The continuous snapshot does not snapshot the database at a specific time, rather it takes a snapshot slowly over the time interval so that every snapshot interval there will be a complete snapshot in the backup. Mutation logs are always written to the backup. You can restore the cluster to any point in time after the first snapshot has completed. Restore to some version V requires:

  • A snapshot which ended at or before V
  • Mutation logs covering the start version of the snapshot through V

To see what versions you can restore to use fdbbackup describe -d <url>. Restore will automatically find and use the correct files based on the target restore version you specify.

How mutation logs and differential logs work?

Mutation logs are differential. A mutation log is a log of mutations aka changes in version order. The backup contains mutation log files and keyspace snapshot files covering specific key ranges of the database at specific versions.

  1. If something wrong and make continuous backup died at 08:00 AM. I still can restore data to 08:00 AM, right?

Yes, provided that the backup had reached a restorable point and you did not fdbbackup expire or otherwise delete the older files you would need.

For example, if you started your backup at 01:00 with a 24 hour snapshot interval, then to restore to 08:00 on a Wednesday the restore process will use the snapshot which was created between 01:00 on Tuesday and 01:00 on Wednesday along with the mutation logs from 01:00 on Tuesday through your restore target of 08:00 on Wednesday.

The safest way to delete old data from a backup is with fdbbackup expire because you can tell it what restorable time period you want and it will refuse to delete data which would affect restorability for that period.

Hi @SteavedHams , thanks for your reply. I would like to give more details about situation that I have to delete some specific snapshots.

Previously I run continuous backup with --snapshot-interval = 1hour, then for a single date, there are 23 to 24 backup snapshots. I want to delete them to save storage but have to keep 1 snapshots for a single date (for compliance purposes). I know fdbbackup expire is safe but I can not do so because expire does not keep any snapshots.

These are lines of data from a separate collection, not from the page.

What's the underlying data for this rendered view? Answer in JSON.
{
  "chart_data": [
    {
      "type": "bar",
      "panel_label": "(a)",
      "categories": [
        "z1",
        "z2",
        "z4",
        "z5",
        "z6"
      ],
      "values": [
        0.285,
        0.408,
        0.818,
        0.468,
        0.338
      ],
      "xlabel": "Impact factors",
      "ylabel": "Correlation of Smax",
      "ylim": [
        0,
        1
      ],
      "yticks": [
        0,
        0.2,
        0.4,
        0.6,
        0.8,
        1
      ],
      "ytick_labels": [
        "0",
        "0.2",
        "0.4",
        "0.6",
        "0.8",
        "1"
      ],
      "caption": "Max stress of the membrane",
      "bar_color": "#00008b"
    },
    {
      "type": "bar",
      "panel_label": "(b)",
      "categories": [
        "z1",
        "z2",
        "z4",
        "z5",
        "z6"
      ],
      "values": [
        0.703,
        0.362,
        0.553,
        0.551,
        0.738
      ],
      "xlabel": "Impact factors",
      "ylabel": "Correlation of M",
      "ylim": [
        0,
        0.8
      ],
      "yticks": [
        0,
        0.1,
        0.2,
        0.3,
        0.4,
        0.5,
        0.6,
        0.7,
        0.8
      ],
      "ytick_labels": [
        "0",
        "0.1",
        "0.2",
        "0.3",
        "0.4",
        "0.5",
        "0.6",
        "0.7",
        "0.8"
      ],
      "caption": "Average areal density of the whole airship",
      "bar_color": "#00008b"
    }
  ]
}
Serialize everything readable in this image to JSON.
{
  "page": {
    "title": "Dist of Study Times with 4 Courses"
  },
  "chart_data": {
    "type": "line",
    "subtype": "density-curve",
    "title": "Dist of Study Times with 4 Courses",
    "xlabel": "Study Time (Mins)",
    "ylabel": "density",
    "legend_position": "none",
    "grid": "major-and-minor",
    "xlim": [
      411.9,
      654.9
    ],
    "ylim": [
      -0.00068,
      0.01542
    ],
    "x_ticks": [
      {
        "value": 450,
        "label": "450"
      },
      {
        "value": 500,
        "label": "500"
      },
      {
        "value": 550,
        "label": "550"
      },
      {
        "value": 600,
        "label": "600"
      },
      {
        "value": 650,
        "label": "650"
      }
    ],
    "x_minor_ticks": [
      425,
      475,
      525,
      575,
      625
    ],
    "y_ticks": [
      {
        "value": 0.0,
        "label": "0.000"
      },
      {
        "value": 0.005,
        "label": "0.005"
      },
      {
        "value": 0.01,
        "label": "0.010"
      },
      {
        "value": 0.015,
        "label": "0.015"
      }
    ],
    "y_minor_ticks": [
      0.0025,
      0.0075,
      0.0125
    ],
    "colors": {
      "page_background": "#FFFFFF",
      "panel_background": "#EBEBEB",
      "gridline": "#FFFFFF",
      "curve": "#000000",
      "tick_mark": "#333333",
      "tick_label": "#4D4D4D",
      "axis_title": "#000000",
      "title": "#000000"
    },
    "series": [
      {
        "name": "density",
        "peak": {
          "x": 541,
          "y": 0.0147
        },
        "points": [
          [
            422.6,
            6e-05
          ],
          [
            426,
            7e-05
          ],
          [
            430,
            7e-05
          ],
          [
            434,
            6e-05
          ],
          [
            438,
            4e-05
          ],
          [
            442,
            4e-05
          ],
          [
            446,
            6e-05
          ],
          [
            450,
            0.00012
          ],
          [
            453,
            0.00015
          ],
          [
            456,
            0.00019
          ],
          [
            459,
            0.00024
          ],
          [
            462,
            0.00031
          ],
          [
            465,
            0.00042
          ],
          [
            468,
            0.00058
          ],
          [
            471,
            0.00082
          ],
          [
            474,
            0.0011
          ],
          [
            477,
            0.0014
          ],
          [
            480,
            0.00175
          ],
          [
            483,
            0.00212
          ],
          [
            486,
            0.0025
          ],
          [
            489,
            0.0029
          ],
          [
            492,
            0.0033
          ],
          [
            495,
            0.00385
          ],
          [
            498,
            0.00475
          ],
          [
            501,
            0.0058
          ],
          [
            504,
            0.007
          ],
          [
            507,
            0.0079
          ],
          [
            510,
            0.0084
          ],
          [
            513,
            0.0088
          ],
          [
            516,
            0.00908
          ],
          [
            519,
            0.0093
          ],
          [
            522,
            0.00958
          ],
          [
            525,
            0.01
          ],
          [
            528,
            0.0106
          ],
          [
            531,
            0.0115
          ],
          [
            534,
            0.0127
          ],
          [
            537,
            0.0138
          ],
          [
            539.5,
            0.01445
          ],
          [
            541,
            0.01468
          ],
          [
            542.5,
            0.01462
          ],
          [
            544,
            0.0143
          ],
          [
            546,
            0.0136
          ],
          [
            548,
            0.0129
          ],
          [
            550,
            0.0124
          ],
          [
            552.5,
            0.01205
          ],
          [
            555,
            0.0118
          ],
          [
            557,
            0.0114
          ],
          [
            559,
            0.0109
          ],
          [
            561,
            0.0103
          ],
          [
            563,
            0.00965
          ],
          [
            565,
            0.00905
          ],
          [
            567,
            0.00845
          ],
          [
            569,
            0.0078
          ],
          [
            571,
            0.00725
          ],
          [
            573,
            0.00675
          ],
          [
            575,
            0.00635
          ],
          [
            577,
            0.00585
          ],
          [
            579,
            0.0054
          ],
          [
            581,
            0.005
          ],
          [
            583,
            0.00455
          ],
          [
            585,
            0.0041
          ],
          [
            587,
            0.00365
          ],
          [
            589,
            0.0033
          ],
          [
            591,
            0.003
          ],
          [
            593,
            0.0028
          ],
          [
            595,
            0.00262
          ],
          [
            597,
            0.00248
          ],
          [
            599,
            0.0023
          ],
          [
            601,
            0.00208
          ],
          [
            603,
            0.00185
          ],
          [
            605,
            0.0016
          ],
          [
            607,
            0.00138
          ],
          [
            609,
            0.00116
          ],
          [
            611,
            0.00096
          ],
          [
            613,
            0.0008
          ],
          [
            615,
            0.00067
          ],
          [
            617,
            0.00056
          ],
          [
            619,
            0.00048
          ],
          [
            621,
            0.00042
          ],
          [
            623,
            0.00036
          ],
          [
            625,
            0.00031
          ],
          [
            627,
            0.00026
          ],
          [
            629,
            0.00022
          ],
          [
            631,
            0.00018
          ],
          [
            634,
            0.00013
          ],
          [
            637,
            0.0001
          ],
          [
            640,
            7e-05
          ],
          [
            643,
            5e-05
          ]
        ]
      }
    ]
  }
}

Here is what I understand about continuous snapshot process. After finished a snapshot version x:

    1. A new `kvranges` folder (x + 1) is created and captures ongoing point-in-time subspace.
        
        Ref: https://github.com/apple/foundationdb/blob/main/fdbclient/FileBackupAgent.actor.cpp#L3968
        
    2. Mutation logs are written continuously
    3. Create snapshot manifest x + 1, reference all `kvranges` folder (x + 1):
        
        Ref: https://github.com/apple/foundationdb/blob/main/fdbclient/BackupContainerFileSystem.actor.cpp#L1214

It means an inconsistence snapshot is stored in 2 entities: 1 snapshot manifest file and exactly 1 kvranges folder. Then, to safe delete a specific snapshot, you can delete the snapshot manifest file and its corresponding kvranges. For mutation logs, I keep all from the initial snapshot.

Test procedure:

1. Setup: run continuous backup, db already wrote 2 snapshots files, 3 kvranges folder. 
2. Delete snapshot files, delete corresponding kvranges of the 2nd snapshot. Keep mutation logs.
3. Restore: success

I think this approach is safe, it would be nice if you can confirm that so that someone have the same issue can utilize this method to solve their problem.